Uit de navolgende gesprekken kan worden opgemaakt dat [medeverdachte 1] door de andere verdachten als
leidinggevende wordt gezien. In sommige gesprekken wordt [medeverdachte 1] ‘baas’ of ‘eigenaar’ genoemd. Ook zegt [medeverdachte 1] zelf in gesprekken dat verdachten voor hem ‘werken’ en dat ‘dit zijn leven is’.
Taplijn: [nummer 9] Record: [nummer 27] Datum: 04-05-2020 Tijd: 00:49 uur
Samenvatting:
[medeverdachte 1] bum [medeverdachte 2]
[medeverdachte 1] zegt dat [medeverdachte 4] een bericht had gestuurd dat ze even een break wilde en dat bepaalde dingen haar niet aanstonden.
[medeverdachte 1] zegt dat hij had gestuurd dat ze dan ook even niet moest 'gebruiken'. [medeverdachte 4] had gestuurd dat ze 1 op 1 wilde zitten.
[medeverdachte 1] zegt dat ze over bepaalde dingen teveel drama maakt. [medeverdachte 2] beaamt dat en zegt dat hij dat ook irritant vindt.
[medeverdachte 1] zegt te 3m 10 seconden:'Ze vergeet iedere keer dat ze voor mij werkt en ik niet voor haar'
NNman zegt dat het 'de grote [medeverdachte 4] -show" is.
Taplijn: [nummer 12] Record: [nummer 28] Datum: 15-06-2020 Tijd: 00:22 uur
Samenvatting:
[medeverdachte 1] bum [verdachte]
[medeverdachte 1] vraagt of [verdachte] ' [naam 7] ' kan doen omdat [medeverdachte 3] zei dat er politie was.
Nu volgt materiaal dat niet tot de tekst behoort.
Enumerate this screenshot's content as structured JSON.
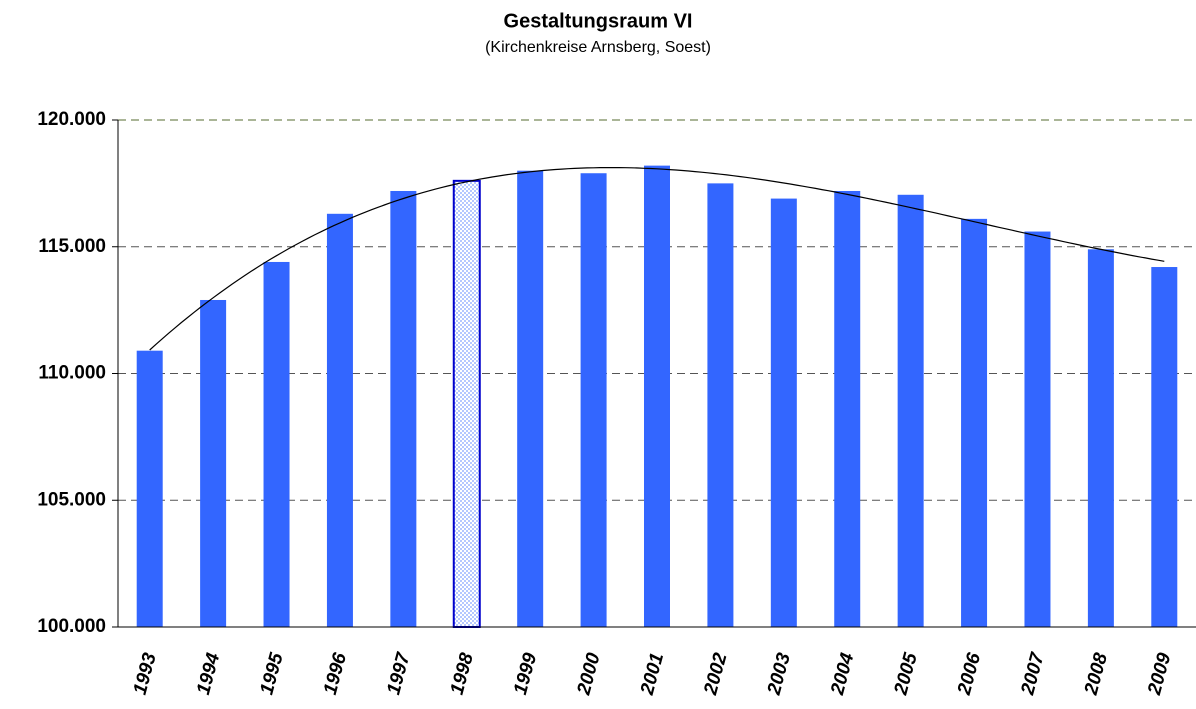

Uiteindelijk besluiten ze dat [medeverdachte 3] deze zelf kan doen.
[verdachte] vraagt of [medeverdachte 1] bij ' [naam 8] ' was. [medeverdachte 1] zegt van wel en dat 'zij' best wel wat mensen noemde bij haar om de hoek.
[medeverdachte 1] heeft nu met 'haar' afgesproken dat ze het nummer moet geven van IJmuiden en [medeverdachte 1] zegt dat hij wat bij haar laat.
[medeverdachte 1] zegt dat zij wat mensen heeft die bij haar kunnen komen en halen en dat ze er zo een paar bij kunnen pakken.
[medeverdachte 1] noemt een paar mensen bij haar in de straat en om de hoek die halen.
[medeverdachte 1] zegt boos te zijn geworden omdat ze bij iemand anders had gehaald.
[medeverdachte 1] zegt dat zij had gezegd dat [medeverdachte 1] het niet zo persoonlijk moet opvatten.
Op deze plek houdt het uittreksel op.